Holidays: New Year’s Day (01JAN), Commonwealth Day (MAR) Good Friday, and Easter Monday (MAR-APR), heroes Day (MAY), Queen’s Official Birthday (JUN), Emancipation Day (AUG), Youth Day (SEP), Columbus Day (OCT), Human Rights’ Day (OCT), Christmas (25-26DEC).

Language: English.

Political status: Overseas territory of the UK.

Population: 21,152.

Religion: Mostly Baptist, Anglican, and Methodist.

Security: It is no longer as safe as it used to be before discovered as a tourist and offshore banking destinations, but it is still safer than most Caribbean Islands. Do not walk around alone at night or on deserted beach. Personal security is much better onGrand Turk.

Shopping: Shops open 9am-5pm every day except Sunday. Most shopkeepers take a long lunch. Payment cards accepted in tourist areas.

Taxes & Service charges, tips: There is no income tax, company tax. Tipping is normally paid to waiters, taxi drivers, maids and porters at 15%.

Telecommunications: the international dialling code for the Turks & Caicos is +1 649 followed by seven digits. On the island, use the seven digits alone.
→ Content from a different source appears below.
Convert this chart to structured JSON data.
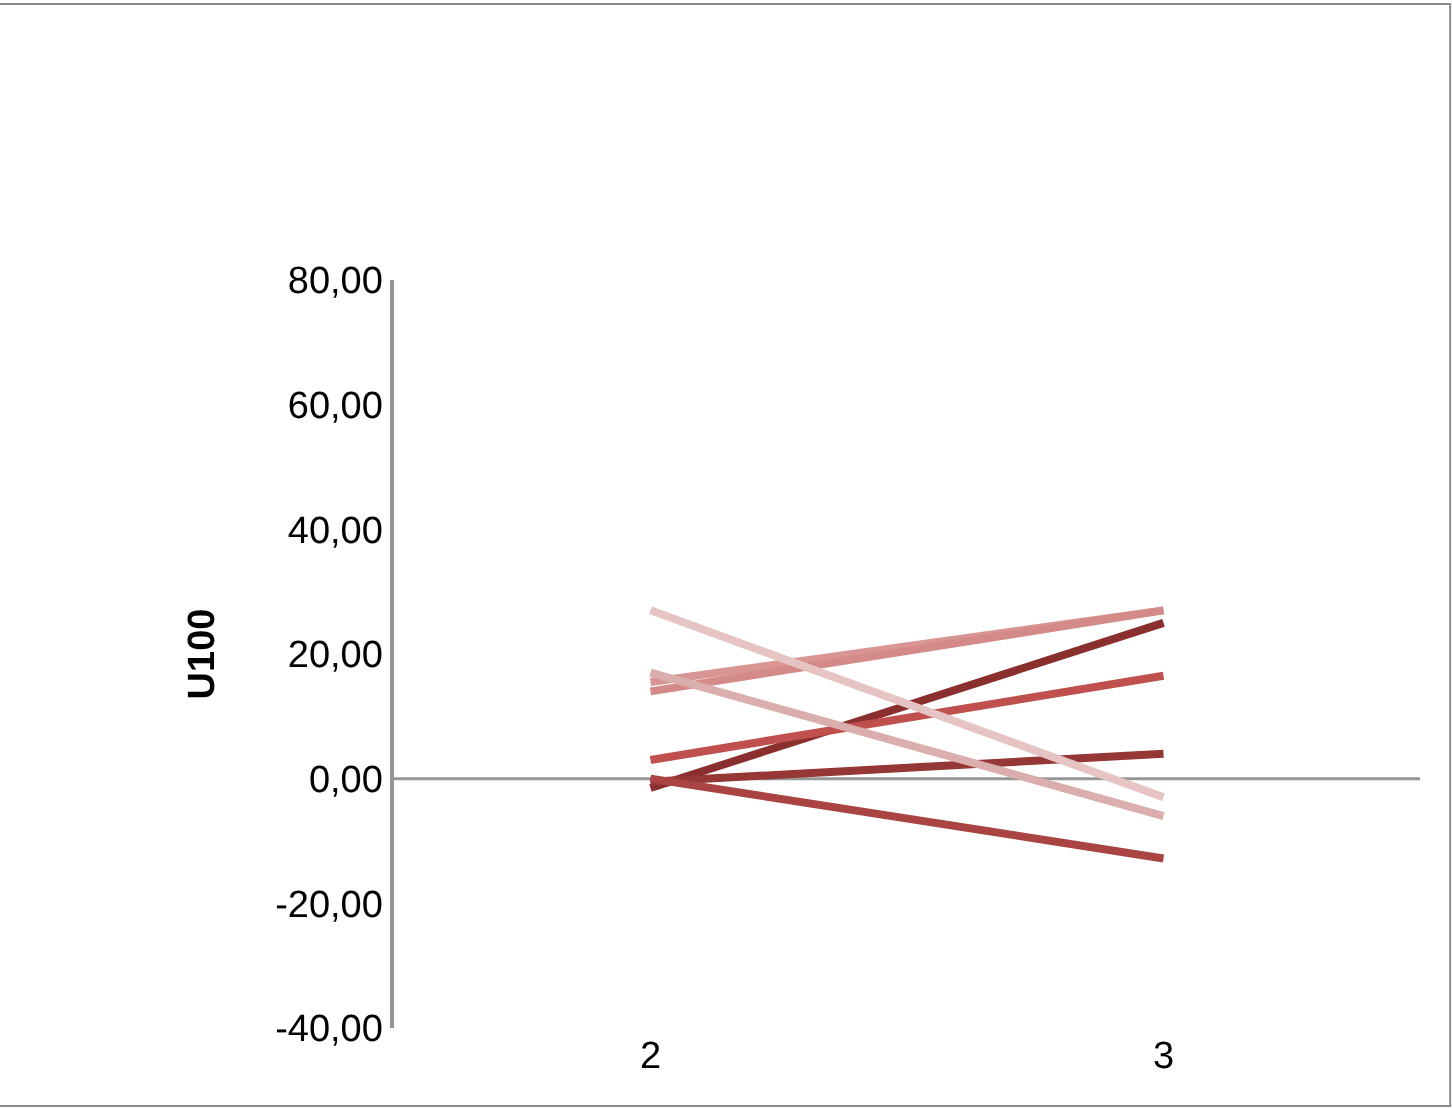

Time: Standard Time Zone: GMT – 5 hrs. Turk & Caicos operate Daylight-Saving Time.Transportation: Travelling between the Islands is relatively easy, especially if starting from Provo. Local airlines offer frequent connections. Each of the Islands has also a taxi service. Cars, Motorcycles, Scooters, and Bicycles can be rented for transportation as well. It is best to try it in Providenciales or Grand Turk and driving is done on the left side of the road.